I have to run many instances of PostgreSQL in different jails. And it seems it's not currently possible to run PostgreSQL in a jail without setting sysvipc_allow="YES" in the jail config.

(Or is it? I stumbled onto this: https://bugs.freebsd.org/bugzilla/show_bug.cgi?id=48471 where someone is apparently proposing a patch implementing private IPC for every jail. This would be completely awesome if this was added to the base system but it doesn't seem to be the case.)

Well, so, I have to use many jails with sysvipc_allow="YES". If I had the choice, I would choose to use MySQL to avoid all this, but unfortunately, this is not an option for this project.

I don't really understand how SysV IPC work and what's its relation to jails. I'd like to understand this.
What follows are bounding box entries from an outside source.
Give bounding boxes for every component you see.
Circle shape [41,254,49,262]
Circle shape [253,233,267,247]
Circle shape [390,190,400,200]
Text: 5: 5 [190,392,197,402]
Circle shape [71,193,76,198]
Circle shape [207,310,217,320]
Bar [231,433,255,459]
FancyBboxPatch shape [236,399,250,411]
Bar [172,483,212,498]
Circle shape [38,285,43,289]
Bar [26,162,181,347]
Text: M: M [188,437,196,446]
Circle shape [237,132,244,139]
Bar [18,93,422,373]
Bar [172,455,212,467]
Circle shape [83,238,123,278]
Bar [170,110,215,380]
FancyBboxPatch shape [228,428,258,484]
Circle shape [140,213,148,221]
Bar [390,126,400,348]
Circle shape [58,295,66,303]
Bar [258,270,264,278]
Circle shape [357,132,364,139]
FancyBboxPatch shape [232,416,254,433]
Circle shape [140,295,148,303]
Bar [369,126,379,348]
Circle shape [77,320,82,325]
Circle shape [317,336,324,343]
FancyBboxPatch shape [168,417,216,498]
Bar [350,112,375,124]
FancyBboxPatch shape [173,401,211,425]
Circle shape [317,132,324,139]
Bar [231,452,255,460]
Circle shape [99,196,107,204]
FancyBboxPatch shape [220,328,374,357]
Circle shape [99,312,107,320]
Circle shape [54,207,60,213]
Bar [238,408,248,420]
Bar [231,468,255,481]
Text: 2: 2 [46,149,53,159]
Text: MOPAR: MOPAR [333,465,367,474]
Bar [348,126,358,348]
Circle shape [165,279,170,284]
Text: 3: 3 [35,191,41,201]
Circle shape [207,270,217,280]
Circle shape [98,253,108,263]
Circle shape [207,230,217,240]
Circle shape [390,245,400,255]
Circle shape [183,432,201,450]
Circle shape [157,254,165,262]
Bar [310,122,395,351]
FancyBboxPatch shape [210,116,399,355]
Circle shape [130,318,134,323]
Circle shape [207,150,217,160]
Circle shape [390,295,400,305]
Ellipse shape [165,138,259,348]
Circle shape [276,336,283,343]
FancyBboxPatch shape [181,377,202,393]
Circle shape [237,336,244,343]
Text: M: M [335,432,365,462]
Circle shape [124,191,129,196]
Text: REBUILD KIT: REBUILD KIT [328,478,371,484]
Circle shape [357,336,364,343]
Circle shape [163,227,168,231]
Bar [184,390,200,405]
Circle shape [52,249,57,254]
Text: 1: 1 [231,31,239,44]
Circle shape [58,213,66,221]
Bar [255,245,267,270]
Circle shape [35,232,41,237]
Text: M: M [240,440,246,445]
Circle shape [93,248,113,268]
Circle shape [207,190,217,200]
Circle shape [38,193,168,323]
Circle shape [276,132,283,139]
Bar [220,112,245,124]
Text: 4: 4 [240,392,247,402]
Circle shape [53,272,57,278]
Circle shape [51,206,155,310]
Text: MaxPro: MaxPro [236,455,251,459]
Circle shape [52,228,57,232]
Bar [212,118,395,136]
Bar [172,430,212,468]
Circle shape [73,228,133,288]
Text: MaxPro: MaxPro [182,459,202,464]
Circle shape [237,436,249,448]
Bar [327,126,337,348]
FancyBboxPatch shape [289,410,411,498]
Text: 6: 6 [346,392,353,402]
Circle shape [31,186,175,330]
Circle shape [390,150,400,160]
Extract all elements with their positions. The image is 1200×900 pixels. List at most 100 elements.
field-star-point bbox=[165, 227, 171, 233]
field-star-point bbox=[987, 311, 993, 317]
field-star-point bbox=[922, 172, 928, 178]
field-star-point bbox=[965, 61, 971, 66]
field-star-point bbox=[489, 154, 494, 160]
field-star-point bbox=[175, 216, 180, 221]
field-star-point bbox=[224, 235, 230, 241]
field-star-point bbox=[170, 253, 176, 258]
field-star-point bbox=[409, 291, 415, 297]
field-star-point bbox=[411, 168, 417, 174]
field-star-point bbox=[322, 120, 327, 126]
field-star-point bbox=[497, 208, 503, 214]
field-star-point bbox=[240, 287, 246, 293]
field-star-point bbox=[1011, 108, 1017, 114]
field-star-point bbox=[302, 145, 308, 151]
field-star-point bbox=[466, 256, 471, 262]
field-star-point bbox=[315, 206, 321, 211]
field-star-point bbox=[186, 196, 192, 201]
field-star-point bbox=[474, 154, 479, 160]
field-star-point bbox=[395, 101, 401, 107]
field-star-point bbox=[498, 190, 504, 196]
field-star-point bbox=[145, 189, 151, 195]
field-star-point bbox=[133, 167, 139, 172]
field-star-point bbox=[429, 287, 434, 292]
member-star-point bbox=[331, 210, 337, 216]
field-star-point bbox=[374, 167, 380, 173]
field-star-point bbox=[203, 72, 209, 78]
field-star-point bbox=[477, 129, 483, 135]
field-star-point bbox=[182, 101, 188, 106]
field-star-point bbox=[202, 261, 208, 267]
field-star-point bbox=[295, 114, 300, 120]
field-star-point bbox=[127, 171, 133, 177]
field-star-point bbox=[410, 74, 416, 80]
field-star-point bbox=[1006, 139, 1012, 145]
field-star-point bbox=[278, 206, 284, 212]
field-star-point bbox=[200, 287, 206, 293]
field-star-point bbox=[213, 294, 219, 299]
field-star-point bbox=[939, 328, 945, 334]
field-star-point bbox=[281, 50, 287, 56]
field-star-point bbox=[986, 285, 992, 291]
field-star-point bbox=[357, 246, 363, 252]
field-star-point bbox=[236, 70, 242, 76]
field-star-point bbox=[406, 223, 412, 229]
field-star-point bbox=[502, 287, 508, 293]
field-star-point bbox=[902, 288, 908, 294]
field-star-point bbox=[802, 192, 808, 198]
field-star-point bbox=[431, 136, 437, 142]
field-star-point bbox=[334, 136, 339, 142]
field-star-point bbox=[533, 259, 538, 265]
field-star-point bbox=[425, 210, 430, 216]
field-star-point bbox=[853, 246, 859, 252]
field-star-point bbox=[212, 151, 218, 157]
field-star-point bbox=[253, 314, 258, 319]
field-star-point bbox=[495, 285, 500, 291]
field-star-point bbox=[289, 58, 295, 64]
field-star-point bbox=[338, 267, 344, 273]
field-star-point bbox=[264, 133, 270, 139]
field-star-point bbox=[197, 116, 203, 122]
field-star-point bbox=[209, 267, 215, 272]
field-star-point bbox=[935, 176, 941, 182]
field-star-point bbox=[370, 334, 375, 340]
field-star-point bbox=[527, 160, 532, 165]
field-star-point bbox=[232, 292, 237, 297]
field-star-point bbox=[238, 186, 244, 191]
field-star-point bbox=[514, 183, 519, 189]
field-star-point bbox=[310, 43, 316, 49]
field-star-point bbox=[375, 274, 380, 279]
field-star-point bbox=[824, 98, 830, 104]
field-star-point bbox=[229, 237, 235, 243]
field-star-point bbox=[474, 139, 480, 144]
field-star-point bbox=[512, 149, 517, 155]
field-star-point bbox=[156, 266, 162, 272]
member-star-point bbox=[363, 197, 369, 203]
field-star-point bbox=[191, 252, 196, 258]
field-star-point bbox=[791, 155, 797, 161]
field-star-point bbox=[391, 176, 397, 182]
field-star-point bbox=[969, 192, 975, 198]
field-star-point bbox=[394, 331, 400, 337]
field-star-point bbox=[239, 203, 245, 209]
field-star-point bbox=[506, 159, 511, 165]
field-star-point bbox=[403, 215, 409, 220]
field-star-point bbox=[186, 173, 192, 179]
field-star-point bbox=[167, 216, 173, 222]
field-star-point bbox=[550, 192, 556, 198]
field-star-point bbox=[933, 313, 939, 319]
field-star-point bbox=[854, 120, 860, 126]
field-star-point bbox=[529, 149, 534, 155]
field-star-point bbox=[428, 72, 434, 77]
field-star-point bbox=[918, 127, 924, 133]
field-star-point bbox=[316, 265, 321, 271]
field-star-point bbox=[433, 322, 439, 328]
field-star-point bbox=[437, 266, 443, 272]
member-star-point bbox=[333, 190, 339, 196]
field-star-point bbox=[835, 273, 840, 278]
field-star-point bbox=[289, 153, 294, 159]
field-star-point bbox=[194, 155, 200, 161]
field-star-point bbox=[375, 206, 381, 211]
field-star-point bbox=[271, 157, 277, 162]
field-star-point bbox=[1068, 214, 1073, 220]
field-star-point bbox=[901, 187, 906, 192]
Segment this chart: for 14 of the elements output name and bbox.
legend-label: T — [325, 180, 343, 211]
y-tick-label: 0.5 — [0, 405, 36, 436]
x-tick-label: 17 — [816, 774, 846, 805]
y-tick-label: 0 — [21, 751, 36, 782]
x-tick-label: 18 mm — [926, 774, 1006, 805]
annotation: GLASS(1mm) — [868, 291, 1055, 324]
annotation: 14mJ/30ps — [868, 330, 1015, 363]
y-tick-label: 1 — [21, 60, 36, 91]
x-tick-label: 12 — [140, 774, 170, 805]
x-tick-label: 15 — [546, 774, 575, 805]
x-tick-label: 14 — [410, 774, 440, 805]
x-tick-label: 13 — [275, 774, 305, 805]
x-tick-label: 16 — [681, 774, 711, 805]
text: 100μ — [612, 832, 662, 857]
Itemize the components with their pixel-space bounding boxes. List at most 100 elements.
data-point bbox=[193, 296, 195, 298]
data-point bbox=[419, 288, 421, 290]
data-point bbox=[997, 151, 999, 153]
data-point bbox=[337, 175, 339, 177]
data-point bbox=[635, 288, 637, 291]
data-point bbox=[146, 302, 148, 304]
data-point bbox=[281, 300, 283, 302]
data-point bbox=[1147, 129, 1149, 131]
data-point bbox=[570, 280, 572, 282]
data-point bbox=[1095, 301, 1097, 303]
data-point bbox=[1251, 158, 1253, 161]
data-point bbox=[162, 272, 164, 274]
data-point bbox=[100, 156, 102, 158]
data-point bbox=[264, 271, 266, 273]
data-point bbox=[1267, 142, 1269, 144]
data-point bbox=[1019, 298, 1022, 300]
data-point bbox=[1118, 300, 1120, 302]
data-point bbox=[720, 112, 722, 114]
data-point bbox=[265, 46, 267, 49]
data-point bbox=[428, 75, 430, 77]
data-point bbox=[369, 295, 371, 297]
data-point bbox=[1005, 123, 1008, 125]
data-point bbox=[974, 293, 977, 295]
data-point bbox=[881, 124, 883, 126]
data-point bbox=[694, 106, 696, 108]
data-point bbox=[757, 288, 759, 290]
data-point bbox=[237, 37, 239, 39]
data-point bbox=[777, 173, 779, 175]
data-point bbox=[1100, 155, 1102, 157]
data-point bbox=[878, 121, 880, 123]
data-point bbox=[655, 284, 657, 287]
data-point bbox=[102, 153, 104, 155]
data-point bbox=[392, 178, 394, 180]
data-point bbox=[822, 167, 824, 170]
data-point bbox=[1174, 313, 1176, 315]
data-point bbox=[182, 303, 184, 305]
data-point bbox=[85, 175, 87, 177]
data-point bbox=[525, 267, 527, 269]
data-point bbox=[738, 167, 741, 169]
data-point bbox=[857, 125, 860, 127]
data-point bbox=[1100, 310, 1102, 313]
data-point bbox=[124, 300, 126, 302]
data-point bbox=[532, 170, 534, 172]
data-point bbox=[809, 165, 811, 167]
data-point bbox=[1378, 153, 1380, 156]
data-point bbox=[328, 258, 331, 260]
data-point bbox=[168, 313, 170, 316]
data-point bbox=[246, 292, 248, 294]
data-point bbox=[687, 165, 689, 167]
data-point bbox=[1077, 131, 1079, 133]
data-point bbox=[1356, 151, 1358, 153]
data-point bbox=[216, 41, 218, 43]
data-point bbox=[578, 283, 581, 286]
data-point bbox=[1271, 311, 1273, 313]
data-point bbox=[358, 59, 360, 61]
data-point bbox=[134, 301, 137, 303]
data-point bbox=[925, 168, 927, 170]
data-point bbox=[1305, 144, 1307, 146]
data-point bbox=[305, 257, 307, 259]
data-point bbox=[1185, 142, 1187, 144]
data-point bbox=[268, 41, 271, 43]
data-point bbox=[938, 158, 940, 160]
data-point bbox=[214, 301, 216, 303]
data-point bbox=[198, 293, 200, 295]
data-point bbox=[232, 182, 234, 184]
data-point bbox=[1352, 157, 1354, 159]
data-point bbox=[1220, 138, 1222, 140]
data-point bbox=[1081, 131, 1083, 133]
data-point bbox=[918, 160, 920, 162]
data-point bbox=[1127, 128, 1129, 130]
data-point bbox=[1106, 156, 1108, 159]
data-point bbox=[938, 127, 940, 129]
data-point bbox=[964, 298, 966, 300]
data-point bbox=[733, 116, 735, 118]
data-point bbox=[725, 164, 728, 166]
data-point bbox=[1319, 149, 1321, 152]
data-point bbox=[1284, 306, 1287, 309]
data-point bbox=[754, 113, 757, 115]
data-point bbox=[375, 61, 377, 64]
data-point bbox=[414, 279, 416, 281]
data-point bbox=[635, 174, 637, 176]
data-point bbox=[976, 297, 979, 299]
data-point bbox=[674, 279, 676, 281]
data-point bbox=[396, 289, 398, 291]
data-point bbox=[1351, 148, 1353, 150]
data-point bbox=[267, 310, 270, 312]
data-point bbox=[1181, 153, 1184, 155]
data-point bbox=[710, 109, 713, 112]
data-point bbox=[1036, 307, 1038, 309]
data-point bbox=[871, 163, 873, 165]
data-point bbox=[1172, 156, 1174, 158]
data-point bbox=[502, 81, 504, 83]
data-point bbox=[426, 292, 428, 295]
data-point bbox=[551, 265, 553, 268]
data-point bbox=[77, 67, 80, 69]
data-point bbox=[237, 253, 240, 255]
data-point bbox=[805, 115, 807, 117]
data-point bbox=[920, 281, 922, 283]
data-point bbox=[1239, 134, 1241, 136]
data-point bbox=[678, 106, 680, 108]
And I'd like to know what I can do to minimize the risks of crashes, races, and security issues (even if I understand it can't be perfect).

I read some posts saying shared memory has some relation with a process's owner's UID. I have no clue how that works. Do I have to make sure all the UIDs in each jails and in the host are different? For example, should I give each root user in each jail a different UID? Would that even work without the system crashing?
I read some people set a distinct port for the PostgreSQL server of each jail. Why do they do that?

I hope I didn't ask too many question. I'd be happy to read any view you have on this.


----------



## quintessence (Nov 30, 2015)

Hello,
https://www.freebsd.org/doc/en_US.ISO8859-1/books/arch-handbook/jail-restrictions.html
Also you can run all your instances in only single jail.


----------



## junovitch@ (Nov 30, 2015)

The technical background is explained in quintessence's link above.  The end user visible aspect of this is you will have to ensure that the pgsql user's UID in each jail is unique rather than using the default of 70.  Else with SysV IPC the different PostgreSQL databases all using 70 will conflict even though they are in jails because of the current limitation of how SyS V IPC is implemented.


----------